Başta Almanlar olmak üzere Avrupalılar, bugün Avrupa Merkez Bankası var, IMF var, Avrupa kurtarma fonları var, durum farklı diyebilirler. Ama gerçek bir 'lender of last resort' , yani 'son nakit fon sağlayıcı' olmadığını görmemezlikten geliyorlar. 1930-1933 arasında ABD dört defa banka sistemine hücum yaşadı. Sadece 1913 yılında kurulmuş olan FED  her seferinde tedbirli ve yavaş davrandı ve bankaları acilen fonlamadı. Aynen bugünkü Avrupa Merkez Bankası gibi oldukça yeni idi. Özellikle de FED üyesi olan bankalar ile bölgesel ve FED üyesi olmayan bankalar arasında kavga çıktı. FED de kendi üyeleri dışındakilere, regülasyon mazeretini kullanarak destek vermedi. 

Bugün tersine ABD Hazinesi ve FED  derslerini iyi öğrenmiş olduklarından bürokrasiye takılmadılar ve muslukları sonuna kadar açtılar. Ve tamamen çöküşün (meltdown diyorlar) önünü kestiler. Para piyasaı fonları, ticari bonolar, yatırım bankaları garantileri, hemen her finanasal enstrümanın karşılığında likidite aktardılar. Birkaç trilyon dolarlık garantilerin yükünü omuzladılar. 
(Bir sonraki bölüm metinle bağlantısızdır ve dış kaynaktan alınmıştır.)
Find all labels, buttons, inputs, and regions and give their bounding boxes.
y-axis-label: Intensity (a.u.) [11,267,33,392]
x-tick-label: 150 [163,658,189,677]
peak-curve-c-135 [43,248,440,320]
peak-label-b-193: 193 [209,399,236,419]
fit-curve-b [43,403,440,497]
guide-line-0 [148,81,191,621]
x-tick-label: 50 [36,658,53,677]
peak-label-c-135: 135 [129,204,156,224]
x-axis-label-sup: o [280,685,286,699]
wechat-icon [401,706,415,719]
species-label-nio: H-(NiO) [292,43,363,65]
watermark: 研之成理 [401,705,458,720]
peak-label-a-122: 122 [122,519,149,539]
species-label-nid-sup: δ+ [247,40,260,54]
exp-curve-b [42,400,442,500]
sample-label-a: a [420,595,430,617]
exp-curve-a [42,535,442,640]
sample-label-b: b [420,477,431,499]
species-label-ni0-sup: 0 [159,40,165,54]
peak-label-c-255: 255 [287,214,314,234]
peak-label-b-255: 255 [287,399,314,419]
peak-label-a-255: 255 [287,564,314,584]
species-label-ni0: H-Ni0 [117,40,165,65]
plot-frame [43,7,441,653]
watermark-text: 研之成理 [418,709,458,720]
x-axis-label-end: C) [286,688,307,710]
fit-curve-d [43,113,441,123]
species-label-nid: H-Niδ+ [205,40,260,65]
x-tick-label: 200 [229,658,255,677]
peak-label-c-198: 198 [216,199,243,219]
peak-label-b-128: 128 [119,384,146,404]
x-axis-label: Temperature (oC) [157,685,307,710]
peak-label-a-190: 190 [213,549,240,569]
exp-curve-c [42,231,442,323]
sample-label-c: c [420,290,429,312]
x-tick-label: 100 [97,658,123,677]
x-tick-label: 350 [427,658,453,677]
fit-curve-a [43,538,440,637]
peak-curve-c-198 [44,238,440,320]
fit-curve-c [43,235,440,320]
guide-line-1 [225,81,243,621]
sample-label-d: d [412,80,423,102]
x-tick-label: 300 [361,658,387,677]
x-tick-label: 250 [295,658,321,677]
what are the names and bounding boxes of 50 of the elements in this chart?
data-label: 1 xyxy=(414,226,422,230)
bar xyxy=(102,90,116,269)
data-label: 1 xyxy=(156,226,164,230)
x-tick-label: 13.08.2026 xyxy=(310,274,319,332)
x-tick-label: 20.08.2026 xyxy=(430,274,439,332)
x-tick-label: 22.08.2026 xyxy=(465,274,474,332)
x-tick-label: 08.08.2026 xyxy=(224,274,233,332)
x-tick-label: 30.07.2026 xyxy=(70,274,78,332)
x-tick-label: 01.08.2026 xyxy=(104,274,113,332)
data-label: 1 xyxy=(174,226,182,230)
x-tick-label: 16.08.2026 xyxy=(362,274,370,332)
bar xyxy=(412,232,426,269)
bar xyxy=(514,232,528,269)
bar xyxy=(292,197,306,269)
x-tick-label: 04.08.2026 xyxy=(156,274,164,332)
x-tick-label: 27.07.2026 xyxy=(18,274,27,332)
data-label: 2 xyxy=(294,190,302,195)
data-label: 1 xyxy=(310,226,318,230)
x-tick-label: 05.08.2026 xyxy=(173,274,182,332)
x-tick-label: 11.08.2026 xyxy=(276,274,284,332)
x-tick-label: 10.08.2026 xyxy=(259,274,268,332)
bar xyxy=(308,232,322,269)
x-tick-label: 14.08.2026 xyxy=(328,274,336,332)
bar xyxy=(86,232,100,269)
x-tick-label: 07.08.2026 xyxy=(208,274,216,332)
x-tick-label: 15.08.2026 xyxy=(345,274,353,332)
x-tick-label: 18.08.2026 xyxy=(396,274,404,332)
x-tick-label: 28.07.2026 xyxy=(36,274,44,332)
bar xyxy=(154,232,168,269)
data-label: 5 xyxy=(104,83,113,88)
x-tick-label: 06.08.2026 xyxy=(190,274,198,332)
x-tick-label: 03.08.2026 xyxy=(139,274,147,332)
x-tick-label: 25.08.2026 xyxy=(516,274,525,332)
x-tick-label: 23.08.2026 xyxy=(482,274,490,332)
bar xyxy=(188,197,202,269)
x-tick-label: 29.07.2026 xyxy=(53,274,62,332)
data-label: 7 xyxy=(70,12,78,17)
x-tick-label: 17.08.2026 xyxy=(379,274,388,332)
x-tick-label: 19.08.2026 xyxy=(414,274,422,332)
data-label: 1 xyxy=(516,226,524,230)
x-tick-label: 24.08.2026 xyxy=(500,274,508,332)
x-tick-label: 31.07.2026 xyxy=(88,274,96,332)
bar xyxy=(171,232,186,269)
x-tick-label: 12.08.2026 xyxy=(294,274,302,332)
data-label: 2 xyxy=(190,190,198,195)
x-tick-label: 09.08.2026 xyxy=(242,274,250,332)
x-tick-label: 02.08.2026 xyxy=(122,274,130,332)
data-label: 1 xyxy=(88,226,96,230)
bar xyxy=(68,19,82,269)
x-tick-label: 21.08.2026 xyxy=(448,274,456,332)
Önümüzde birkaç ay kalmış bulunuyor. Eğer Lehman sonrası ABD benzeri  bir sorun, bir finansal kaza veya ağır bir panik başlarsa ve Avrupa hızlı ve güçlü şekilde benzer bir para politikası yaklaşımı yapacak bir kurumsal yapı ortaya çıkaramazsa, ne olacak dersiniz?'
Bizce geçtiğimiz hafta sonu olduğu gibi, bu haftaki zirvede  de çözüm çıkmazsa, çözülme başlayacak. Avrupa Merkez Bankası piyasadan ülke bonoları almazsa, kurtarma fonları doğrudan bankalara sermaye olarak aktarılmazsa ve ortak euro bölgesi bonoları çıkarılmazsa, 1930 bir kere daha yaşanacak hale gelinebilir. Sadece Almanya ve Fransa'nın rolleri bu sefer değişik!